Some headstones and graves in the more-than-century-old cemetery are “very old” and the damage is most likely caused by neglect and normal “wear and tear,” said Sara Abenstein, the cemetery association’s office manager.


That has not assuaged the JDL, which is sticking to its claim that some of the damage is the result of recent vandalism.

The group has organized an “emergency meeting” for March 13 to discuss the matter and to announce it is starting patrols at Jewish cemeteries in and around Toronto.

It posted photographs of the damage in the cemetery, saying it was “vandalized.”

“We see stones that are smashed. That makes us more inclined to think [it was vandalism],” JDL Canada director Meir Weinstein told The CJN on March 6. “I just can’t see how everything can be weather-related when you have smashed stones.”

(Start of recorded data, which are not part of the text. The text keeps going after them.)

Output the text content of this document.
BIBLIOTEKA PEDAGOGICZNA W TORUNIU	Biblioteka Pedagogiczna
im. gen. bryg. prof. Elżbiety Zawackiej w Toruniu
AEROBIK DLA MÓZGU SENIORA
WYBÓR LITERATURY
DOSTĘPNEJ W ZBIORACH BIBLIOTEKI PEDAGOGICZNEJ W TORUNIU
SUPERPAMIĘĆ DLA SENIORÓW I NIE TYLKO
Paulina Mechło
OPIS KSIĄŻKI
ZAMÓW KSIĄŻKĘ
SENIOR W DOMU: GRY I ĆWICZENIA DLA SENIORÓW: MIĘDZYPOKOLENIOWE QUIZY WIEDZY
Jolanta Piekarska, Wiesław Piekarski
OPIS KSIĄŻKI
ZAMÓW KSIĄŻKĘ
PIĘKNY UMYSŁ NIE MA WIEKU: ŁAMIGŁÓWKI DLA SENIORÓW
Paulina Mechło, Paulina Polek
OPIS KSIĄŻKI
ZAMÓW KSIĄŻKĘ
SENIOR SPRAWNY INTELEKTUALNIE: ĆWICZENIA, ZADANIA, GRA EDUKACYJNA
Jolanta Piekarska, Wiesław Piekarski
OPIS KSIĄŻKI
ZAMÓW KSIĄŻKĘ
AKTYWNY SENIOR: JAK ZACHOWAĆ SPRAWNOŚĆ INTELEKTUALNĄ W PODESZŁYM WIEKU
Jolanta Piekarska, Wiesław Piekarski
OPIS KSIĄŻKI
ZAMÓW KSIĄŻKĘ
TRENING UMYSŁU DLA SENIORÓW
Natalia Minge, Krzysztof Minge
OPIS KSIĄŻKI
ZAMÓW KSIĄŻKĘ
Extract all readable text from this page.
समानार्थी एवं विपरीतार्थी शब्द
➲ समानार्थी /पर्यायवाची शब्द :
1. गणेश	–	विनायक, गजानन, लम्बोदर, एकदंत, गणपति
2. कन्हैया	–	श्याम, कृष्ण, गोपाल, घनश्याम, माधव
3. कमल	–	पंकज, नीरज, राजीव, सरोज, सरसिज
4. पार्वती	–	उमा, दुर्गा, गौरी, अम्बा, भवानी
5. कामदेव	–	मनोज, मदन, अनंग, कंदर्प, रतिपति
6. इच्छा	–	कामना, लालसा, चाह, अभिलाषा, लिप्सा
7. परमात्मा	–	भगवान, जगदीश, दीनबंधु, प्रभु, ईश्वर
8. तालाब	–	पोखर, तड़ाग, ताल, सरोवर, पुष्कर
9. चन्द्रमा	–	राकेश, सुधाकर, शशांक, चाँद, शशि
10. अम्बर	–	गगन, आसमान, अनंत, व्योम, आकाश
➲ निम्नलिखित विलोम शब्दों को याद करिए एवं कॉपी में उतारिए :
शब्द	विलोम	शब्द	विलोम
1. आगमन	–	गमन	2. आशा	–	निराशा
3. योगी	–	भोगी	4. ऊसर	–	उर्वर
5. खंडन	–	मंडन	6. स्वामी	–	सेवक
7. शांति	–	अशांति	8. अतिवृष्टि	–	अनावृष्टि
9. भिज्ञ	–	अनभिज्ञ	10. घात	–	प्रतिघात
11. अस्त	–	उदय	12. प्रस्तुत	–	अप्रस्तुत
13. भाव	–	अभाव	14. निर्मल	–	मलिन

On March 7, after speaking with Perry, Weinstein stuck to his guns. Asked by The CJN whether he still believes the damage is the result of neglect or vandalism, he replied, “Both. I think there’s a lot of neglect in our community.”

The emergency meeting will go on as planned, he said.

“The community needs protection and we’re going to be organizing patrols. We’re going to be patrolling cemeteries and Jewish institutions.”

Asked whether he has approval from communal facilities and cemeteries, Weinstein said, “we’ll let the appropriate people know. And we’re going to work in conjunction with the police.”

Abenstein said her phones have been busy after the JDL posted pictures of bent markers and tipped-over and broken tombstones at Roselawn.

“To me it looks more like they’re old stones and some of them look very thin,” she said. Some stones in the cemetery’s Adath Israel section have been toppled over since last year, she noted.

“These stones have been down for a long time, not from vandalism.” Other damage “is not unusual.”

There was a funeral at Roselawn on March 6, Abenstein said. “You would think that if [caretakers] saw any sort of vandalism there, they would notify me. They didn’t.”

There are 24 sections in the graveyard, and the cemetery association oversees the upkeep of “10 or 11” of them, Perry said. “The others are on their own. If they don’t want to fix everything up, there’s not much I can do.”

Synagogues, Jewish fraternal groups and sick benefit societies own and administer other sections. One section belongs to UJA Federation of Greater Toronto.

If synagogues and Jewish groups are not fixing broken tombstones, “that’s a bad message from the community,” Weinstein said.”

The photos were sent to the JDL by Toronto lawyer Barry Edson, who visited the cemetery’s Pride of Israel section on March 6.

“I saw two stones knocked over. I didn’t know if it was vandalism or not. I don’t know what causes stones to fall over,” Edson said.

He then saw more toppled headstones in another section. “I saw a lot of damage. If it’s been there a long time, they’re not taking care of the cemetery.”

Claudia Kugelmass, a Toronto genealogy researcher, has approached several synagogues with a stake in Roselawn with the idea to tap into the Jewish Foundation of Greater Toronto to fund repairs at the cemetery.

“I feel the community has an obligation,” she said.

A 2012 article in the Torontoist about Roselawn Cemetery noted that “some aging tombstones have fallen and others lean perilously.”